Categorized information, including age range, general geographic data and gender, is included for a subset of anonymized users. The title, key-phrases of news articles, and summaries are also included in the data dump. User interaction data is timestamped and even shows what device was used to browse the sites.
All told, Yahoo Lab’s machine learning dataset contains 13.5 TB of uncompressed information connected to how users relate to and interact with these Yahoo properties. The dataset covers 110 billion events and includes the interactions of about 20 million users from February 2015 to May 2015.
The company is handing over a collection based on a sample of anonymized user interactions on Yahoo properties, including the Yahoo News Feed dataset, the Yahoo home page, Yahoo Finance, Yahoo Sports, Yahoo Real Estate and Yahoo Movies.
“Academic researchers everywhere will finally have access to realistic scale data to study how to automatically discover which news articles are of interest to which users, and will be able to compare their methods using this as a shared test case,” said Tom Mitchell, machine learning department chair, Carnegie Mellon University, in a statement. “Here at CMU we’ll certainly be using it for our research.”
“Yahoo’s effort should help to advance machine learning, particularly at the university level.
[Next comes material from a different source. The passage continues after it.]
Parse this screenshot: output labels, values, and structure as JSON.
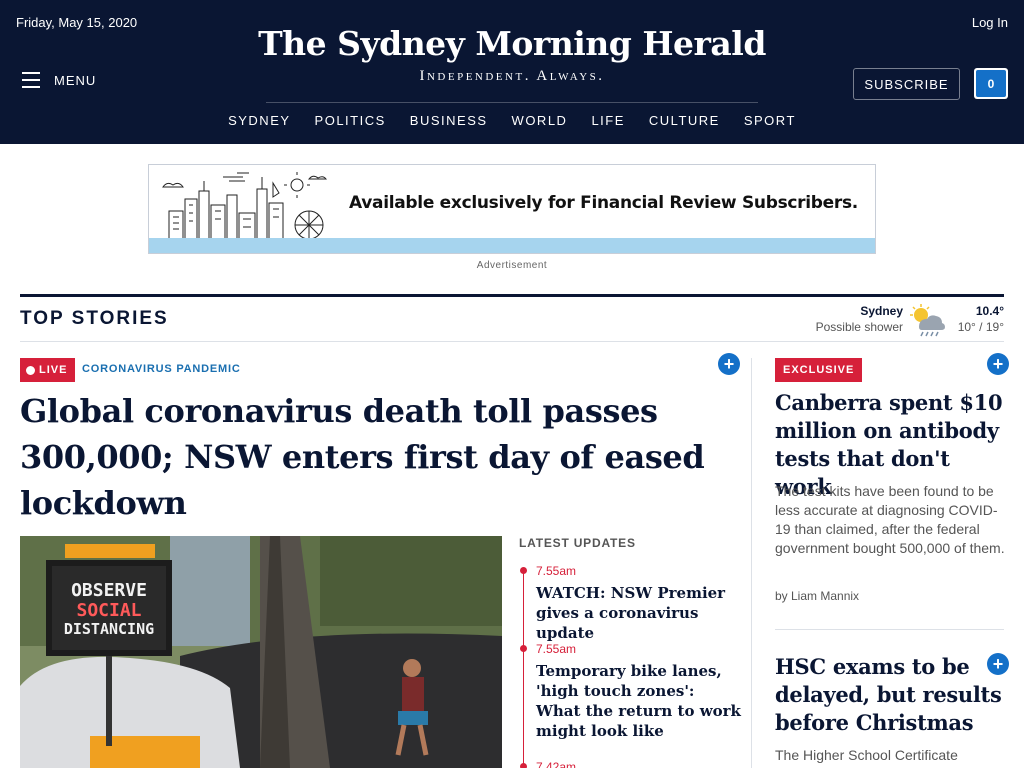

Its effects on business organizations is hard to parse though. Over time, many of the innovations that universities develop do find their way into the commercial market,” Charles King, principal analyst at Pund-IT, said. “Given the size and richness of the dataset Yahoo is releasing, it could very well support and inspire research that will eventually benefit businesses.”
In the vast majority of instances, companies collecting datasets of this sort retain them for their own private uses, King noted. As a result, data scientists at universities and associated research labs are forced to make due with much smaller data samples.
“In essence, by making this huge dataset charting anonymized user interactions with Yahoo properties available to academic researchers, the company is helping to advance machine learning efforts among users who seldom, if ever, have access to such a profusion of data,” King said.
King says Yahoo Lab’s machine learning dataset qualifies as a self-promotional event on Yahoo’s part that positions the company as a player in the rapidly growing area of machine learning. The company’s ongoing business troubles sometime mask its history of developing innovative, often market-leading technologies, and this effort could and should help counteract that misperception.